I feel like I’m in an Annie musical: Tomorrow, tomorrow, I’ll love you…tomorrow. Not today. But tomorrow.
The thing about tomorrow is that it’s an abstract term these days. It can mean anything from “the day following this exact day, this one, right now as we are experiencing it” or it can mean sometime in the distance, a date not quite determined. “The technology of tomorrow, today” and that kind of thing. But here’s the thing: we keep promising tomorrow, yet tomorrow doesn’t come.
Why is that?
I know that, often, I have been busy, stressed, and confused of late but I have leaned on my gods heavily in the last calender year. Since January, when I began my depressed and anxiety-ridden descent into slowly losing my mind, I began to pray more often, to depend on my gods to get me through the dark recesses of my own mind, to call out to them in my low moments and hope they could carry me back to my own feet. And many times, they did. Or, at least, someone did. I would find myself relit with a touch of strength that I had not known before to get me through my day. I would sigh in relief, relax into myself, and breathe.
But, even then, I would not reciprocate their actions. Instead, I would make excuses for my lack of reverent acts, avoiding even the most basic offerings I could do (light a stick of incense and a candle then be on my way). In part, though, that’s because climbing a mountain of dirty laundry to get to my shrine and altar against the far wall of the bedroom was…less than ideal. But, as I gain more mental strength and stability, I begin to tackle the problem of the Laundry Beast, as I have dubbed it (I feel like I am always washing the same five things and this thing will not die), and I begin to get more access to my altar.
Like yesterday, for example. But that’s a tale for another post. The next post, in fact.
But there are times when we take a misstep. We allow our relationships with the gods to falter and dwindle and, in some cases, die outright. There are times we can get them back, true, but the gods do not have the same sense of necessity as we mortals do. If they feel they don’t need you, they will drop you. At least, in my experience.
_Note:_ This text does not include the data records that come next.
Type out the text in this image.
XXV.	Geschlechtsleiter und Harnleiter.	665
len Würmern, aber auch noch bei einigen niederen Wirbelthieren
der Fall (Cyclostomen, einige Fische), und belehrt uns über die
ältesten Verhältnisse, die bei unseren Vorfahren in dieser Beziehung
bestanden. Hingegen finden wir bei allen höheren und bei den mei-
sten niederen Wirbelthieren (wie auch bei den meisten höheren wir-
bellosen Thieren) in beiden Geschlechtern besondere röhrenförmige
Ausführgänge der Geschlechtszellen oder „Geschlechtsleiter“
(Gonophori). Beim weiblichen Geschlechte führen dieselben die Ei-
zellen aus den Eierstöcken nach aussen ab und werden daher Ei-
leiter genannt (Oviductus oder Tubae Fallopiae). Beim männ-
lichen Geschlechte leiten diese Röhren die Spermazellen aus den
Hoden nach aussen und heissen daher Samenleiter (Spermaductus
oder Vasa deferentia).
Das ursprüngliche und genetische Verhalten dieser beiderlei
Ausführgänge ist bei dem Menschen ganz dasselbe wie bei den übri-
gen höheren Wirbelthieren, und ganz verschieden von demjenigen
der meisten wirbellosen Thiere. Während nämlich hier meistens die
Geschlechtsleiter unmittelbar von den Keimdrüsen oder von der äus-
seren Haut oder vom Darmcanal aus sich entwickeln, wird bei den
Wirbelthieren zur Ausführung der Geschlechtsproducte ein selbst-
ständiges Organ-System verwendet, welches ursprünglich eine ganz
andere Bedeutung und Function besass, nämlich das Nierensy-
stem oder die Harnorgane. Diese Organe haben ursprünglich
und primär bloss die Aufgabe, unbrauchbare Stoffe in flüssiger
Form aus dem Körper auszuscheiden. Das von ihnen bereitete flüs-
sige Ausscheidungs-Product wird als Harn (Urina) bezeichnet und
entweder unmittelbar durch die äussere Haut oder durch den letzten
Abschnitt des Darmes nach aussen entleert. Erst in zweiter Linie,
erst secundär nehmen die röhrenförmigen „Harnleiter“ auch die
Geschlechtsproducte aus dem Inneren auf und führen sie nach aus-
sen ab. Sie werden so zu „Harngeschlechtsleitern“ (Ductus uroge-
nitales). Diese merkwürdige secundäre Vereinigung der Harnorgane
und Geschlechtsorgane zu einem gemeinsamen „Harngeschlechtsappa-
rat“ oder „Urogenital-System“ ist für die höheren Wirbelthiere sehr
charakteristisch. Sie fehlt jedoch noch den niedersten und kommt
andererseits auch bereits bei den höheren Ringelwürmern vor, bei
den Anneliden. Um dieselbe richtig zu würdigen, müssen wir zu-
And yet, the gods may still be there when you tackle your own life problems and find a place for them in your schedule again. Often, they will. But do not forget your promises, your oaths, and your dues when you return. The gods demand sacrifices, in my experience. It can be as small as a few moments of your time before the altar with a lit candle and a stick of incense, or as heavy as a severe loss, one that leaves you bitter and broken on the floor. The gods are not us and we should not expect them to be.